Berce du Caucase (2 mètres)


Apporter une touche d'exotisme au jardin ou cultiver des plantes géantes, c'est tentant. Ce n'est pas toujours une bonne idée ! Introduites par accident, elles sont devenues incontrôlables, ou importées pour un usage bien particulier, elles ont quelquefois dépassé nos espérances et se sont trop bien installées.

Mimosa à feuilles de saule

Les EEE, espèces exotiques envahissantes
Ce sont des espèces introduites volontairement ou accidentellement, qui mettent en danger la biodiversité. Les introductions volontaires étaient à l'origine justifiées par les qualités exceptionnelles de la plante pour l'usage prévu, sans que l'on soit conscient des conséquences sur les espèces locales : pour l'agriculture, l'élevage, pour leur valeur ornementale, etc. Le mimosa à feuilles de saule (Acacia saligna) par exemple, un arbuste australien à ne pas confondre avec notre mimosa des quatre saisons (Acacia retinodes) ni avec notre mimosa d'hiver (Acacia dealbata), a été importé pour ses qualités ornementales, pour le fourrage, la production de tanins, et surtout pour stabiliser les sols. Il s'est échappé dans le milieu naturel vers les années 2000 et devient actuellement envahissant dans le Var, les Alpes Maritimes et en Corse.
Les introductions accidentelles concernent les passagers clandestins du commerce international, plutôt des espèces animales, comme le frelon asiatique arrivé en France dans des lots de poteries chinoises, ou le ver plat dans des plants importés d'Amérique du Sud.
Car elles peuvent appartenir au règne végétal ou animal, être terrestres ou aquatiques.
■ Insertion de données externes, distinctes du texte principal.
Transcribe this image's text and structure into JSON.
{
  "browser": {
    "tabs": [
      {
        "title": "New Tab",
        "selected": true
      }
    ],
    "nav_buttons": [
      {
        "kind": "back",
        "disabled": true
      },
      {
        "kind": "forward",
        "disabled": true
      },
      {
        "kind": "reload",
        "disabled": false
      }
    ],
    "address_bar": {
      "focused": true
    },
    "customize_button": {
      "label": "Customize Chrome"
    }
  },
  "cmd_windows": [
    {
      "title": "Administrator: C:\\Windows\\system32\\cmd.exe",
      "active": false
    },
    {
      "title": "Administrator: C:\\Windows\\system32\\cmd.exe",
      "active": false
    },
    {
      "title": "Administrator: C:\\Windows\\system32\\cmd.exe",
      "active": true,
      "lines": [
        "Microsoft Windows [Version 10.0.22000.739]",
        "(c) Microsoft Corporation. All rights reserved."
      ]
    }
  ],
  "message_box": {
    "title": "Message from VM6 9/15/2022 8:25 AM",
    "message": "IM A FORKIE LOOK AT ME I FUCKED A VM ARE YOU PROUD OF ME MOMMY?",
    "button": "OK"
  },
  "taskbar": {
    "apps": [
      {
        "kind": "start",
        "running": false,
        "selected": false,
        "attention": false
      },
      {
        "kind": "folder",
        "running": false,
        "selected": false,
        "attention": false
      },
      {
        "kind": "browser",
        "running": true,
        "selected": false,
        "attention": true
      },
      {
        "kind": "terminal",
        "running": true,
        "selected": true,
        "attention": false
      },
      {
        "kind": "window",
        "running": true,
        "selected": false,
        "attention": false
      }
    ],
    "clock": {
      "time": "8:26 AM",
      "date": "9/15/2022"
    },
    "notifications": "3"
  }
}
Pour nos plantations, intéressons-nous évidemment aux plantes terrestres.

Ailante glanduleux

Celles qui sont interdites par la loi
Elles figurent sur une liste européenne à laquelle chaque état membre peut ajouter sa propre liste. Ainsi la réglementation française définit 66 EEE (30 espèces animales et 36 espèces végétales) et prévoit deux niveaux d'interdiction selon leur dangerosité : interdiction totale d'introduction sur le territoire et interdiction d'introduction dans le milieu naturel. Rien ne définit légalement le milieu naturel, mais le jardin n'en fait pas partie.
Certaines ne sont pas encore entrées sur le territoire français, c'est parce qu'elles se sont révélées catastrophiques pour la biodiversité dans d'autres régions du monde qu'elles sont sur la liste noire.
D'autres sont restées discrètes pendant des années, des décennies ou des siècles avant que leur population n'explose. C'est le cas de la berce du Caucase (Heracleum mantegazzianum) - Heracleum comme Héraclès, c'est dire sa puissance - importée dans les jardins botaniques au XIXe siècle pour son effet saisissant, échappée discrètement dans le milieu naturel en 1828, et devenue soudain envahissante vers 1960. Très prolifique, elle concurrence les espèces locales en les privant de lumière. Sans compter que sa sève très agressive provoque chez l'Homme de graves réactions allergiques, surtout lorsqu'elle est combinée avec l'exposition au soleil. L'ambroisie (Ambrosia artemisiifolia) est un autre exemple de plante devenue invasive et extrêmement allergène.
Certaines enfin sont encore très rares, voire présentes en un seul exemplaire, on sait où elles sont et on les surveille de près. Selon le Centre de ressources EEE, un exemplaire de l'arbre à suif importé de Martinique (Triadica sebifera) par exemple, existe dans le Grand Jardin de La Valette près de Toulon. Dangereux car il altère la qualité de l'eau et toxique pour les larves d'amphibiens, il est surveillé comme le lait sur le feu de peur qu'il ne répande ses graines dans la nature.

Balsamine de l'Himalaya

Enfin, certaines espèces sont présentes en masse et l'invasion est déjà bien réelle : j'ai rapporté de Grasse un petit plumeau inconnu qui poussait parmi des dizaines d'autres au bord du goudron de la route, pour voir... Après quelques années, il envahissait le jardin, ses drageons couraient autour de la maison et en chassaient les autres plantes. Plus je taillais, plus il drageonnait. J'ai alors identifié un ailante glanduleux, appelé aussi faux-vernis du Japon (Ailanthus altissima), importé comme arbre d'ornement. J'ai appris qu'il émettait un composé chimique, l'ailanthone, empêchant la croissance des végétaux voisins et qu'il tolère bien les polluants urbains, autant de qualités qui lui permettent d'envahir routes, villes et villages au détriment de la végétation indigène.
Une autre plante très prolifique, appréciée quand elle colonise spontanément les chemins et accès divers que l'on n'est pas pressé d'entretenir, la balsamine de l'Himalaya (Impatiens glandulifera), prive de lumière les plantes de faible hauteur et monopolise les pollinisateurs par son nectar très riche, au détriment des plantes locales.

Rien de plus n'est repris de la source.